GR L 73399; (November, 1986) (Digest)
G.R. No. L-73399 November 28, 1986
PEOPLE OF THE PHILIPPINES, plaintiff-appellee, vs. RAMON ABEDES Y SALGADO, defendant-appellant.
FACTS
Ramon Abedes y Salgado was convicted by the Regional Trial Court of Quezon City for violating the Dangerous Drugs Act ( R.A. No. 6425 , as amended) and sentenced to life imprisonment and a fine. The prosecution evidence established that on October 2, 1984, based on a tip, Anti-Narcotics Command operatives set up an entrapment. Sergeant Angelito Manalo, posing as a buyer, was introduced to Abedes by an informer. Abedes provided one tea bag of marijuana in exchange for a marked ten-peso bill. Upon the pre-arranged signal, arresting officers apprehended Abedes, recovered the marked money from his waist, and, after he was informed of his rights, he voluntarily surrendered an additional piece of marijuana cake from his residence. Forensic tests confirmed the substances were marijuana.
The defense presented a starkly different version. Abedes claimed he was forcibly taken from his pigpen by four armed men, handcuffed, and framed. He alleged he was coerced to sign a receipt, threatened for money, and that no marijuana was recovered from him.

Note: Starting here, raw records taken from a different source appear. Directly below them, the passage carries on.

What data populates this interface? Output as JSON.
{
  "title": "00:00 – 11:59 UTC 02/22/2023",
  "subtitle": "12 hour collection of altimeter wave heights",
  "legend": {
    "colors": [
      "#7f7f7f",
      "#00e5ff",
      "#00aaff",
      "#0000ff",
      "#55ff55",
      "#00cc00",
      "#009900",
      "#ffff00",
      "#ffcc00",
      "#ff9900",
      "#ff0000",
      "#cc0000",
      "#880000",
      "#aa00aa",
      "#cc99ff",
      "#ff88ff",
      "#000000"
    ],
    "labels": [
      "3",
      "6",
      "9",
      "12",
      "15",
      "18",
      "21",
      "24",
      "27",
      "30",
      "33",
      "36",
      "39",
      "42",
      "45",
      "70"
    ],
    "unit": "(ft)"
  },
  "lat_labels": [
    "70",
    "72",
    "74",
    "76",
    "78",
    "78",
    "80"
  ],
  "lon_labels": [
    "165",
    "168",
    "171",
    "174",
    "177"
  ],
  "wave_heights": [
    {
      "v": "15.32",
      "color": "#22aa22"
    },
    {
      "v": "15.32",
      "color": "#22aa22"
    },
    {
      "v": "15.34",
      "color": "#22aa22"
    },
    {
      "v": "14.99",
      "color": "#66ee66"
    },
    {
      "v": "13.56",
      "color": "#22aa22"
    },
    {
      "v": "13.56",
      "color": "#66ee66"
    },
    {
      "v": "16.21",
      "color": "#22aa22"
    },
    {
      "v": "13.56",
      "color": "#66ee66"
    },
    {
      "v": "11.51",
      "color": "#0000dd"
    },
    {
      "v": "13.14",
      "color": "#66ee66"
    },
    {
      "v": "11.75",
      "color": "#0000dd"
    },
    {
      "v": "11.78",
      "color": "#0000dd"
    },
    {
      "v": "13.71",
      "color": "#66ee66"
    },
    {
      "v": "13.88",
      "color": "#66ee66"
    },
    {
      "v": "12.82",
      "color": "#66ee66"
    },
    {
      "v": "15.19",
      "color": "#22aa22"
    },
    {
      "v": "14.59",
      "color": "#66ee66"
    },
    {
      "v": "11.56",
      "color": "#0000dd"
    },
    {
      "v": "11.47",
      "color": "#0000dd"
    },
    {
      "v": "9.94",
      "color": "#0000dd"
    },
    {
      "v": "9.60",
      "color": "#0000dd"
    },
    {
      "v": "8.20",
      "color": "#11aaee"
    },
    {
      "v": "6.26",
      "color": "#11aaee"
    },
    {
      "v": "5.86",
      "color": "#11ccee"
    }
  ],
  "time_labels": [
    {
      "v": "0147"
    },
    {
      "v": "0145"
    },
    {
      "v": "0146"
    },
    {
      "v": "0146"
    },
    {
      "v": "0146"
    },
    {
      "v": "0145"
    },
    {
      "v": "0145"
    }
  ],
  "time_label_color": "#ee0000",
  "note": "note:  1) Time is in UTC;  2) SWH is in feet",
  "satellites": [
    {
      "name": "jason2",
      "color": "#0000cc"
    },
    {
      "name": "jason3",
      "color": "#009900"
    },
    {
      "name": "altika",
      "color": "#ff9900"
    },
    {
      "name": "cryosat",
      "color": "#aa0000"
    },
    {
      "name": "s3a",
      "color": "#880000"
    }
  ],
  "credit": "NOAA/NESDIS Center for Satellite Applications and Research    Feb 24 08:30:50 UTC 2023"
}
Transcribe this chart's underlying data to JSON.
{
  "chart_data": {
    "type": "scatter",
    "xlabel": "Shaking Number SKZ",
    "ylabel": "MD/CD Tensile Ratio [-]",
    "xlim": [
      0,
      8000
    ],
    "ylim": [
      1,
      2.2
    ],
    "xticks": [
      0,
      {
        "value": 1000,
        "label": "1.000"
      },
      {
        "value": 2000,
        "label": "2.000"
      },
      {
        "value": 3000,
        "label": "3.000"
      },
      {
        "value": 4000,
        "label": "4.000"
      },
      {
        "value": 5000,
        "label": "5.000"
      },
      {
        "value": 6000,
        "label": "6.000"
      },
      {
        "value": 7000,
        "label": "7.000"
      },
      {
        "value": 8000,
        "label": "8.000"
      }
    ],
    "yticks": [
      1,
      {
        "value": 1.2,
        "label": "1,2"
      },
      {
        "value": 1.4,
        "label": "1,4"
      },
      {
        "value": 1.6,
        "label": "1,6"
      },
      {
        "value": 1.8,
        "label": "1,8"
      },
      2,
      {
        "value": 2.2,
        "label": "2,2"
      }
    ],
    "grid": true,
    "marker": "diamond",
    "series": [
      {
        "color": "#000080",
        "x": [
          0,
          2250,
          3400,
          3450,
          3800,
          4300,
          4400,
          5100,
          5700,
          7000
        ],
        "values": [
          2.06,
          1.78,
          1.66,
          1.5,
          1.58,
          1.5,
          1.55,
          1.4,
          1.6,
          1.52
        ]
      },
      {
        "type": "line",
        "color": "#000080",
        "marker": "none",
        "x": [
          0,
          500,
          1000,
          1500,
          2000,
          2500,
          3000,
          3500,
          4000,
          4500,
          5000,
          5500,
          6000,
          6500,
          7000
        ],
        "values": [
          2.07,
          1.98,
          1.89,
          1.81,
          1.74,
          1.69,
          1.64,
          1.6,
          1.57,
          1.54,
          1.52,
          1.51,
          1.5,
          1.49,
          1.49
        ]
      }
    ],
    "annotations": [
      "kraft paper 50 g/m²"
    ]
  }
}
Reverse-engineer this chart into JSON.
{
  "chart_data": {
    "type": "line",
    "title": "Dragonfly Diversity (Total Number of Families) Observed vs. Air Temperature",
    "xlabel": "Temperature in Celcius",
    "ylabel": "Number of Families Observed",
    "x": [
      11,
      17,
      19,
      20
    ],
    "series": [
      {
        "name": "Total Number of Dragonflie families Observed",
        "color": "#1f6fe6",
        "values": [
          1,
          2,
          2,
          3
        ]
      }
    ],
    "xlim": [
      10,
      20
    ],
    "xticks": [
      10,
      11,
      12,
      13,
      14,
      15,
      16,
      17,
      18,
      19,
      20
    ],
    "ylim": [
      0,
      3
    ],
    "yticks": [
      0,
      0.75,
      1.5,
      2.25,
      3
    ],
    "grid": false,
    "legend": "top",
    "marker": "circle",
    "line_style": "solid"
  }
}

He denied consenting to any search and claimed the prosecution’s narrative was fabricated.
ISSUE
The core issues were: (1) whether the trial court’s factual findings convicting Abedes were supported by evidence, and (2) whether the penalty of life imprisonment was excessive.
RULING
The Supreme Court affirmed the conviction and the penalty. The Court found the trial court’s factual conclusions fully supported by the evidence. It systematically rejected Abedes’s arguments attacking minor alleged inconsistencies in the prosecution’s case. The Court held that the identification of the marked money did not solely depend on recording its serial number, as treating it with powder was a valid alternative method. The non-presentation of Abedes’s shorts or the confidential informer was within the prosecution’s discretion and did not weaken its case, which was built on the direct, positive, and consistent testimonies of the arresting officers.
The Court emphasized that Abedes’s defense amounted to nothing more than a bare denial, which cannot prevail over the positive identification by prosecution witnesses. Regarding the penalty, the Court ruled it was precisely within the range mandated by Section 4 of the Dangerous Drugs Act, as amended, which prescribes life imprisonment to death and a fine for the sale of prohibited drugs. Citing precedent, the Court stated that a drug pusher “deserves no mercy,” as the crime is a grave societal ill. The appeal was denied, and the decision was affirmed with a minor correction to delete the parenthetical “30 years” from the life imprisonment term.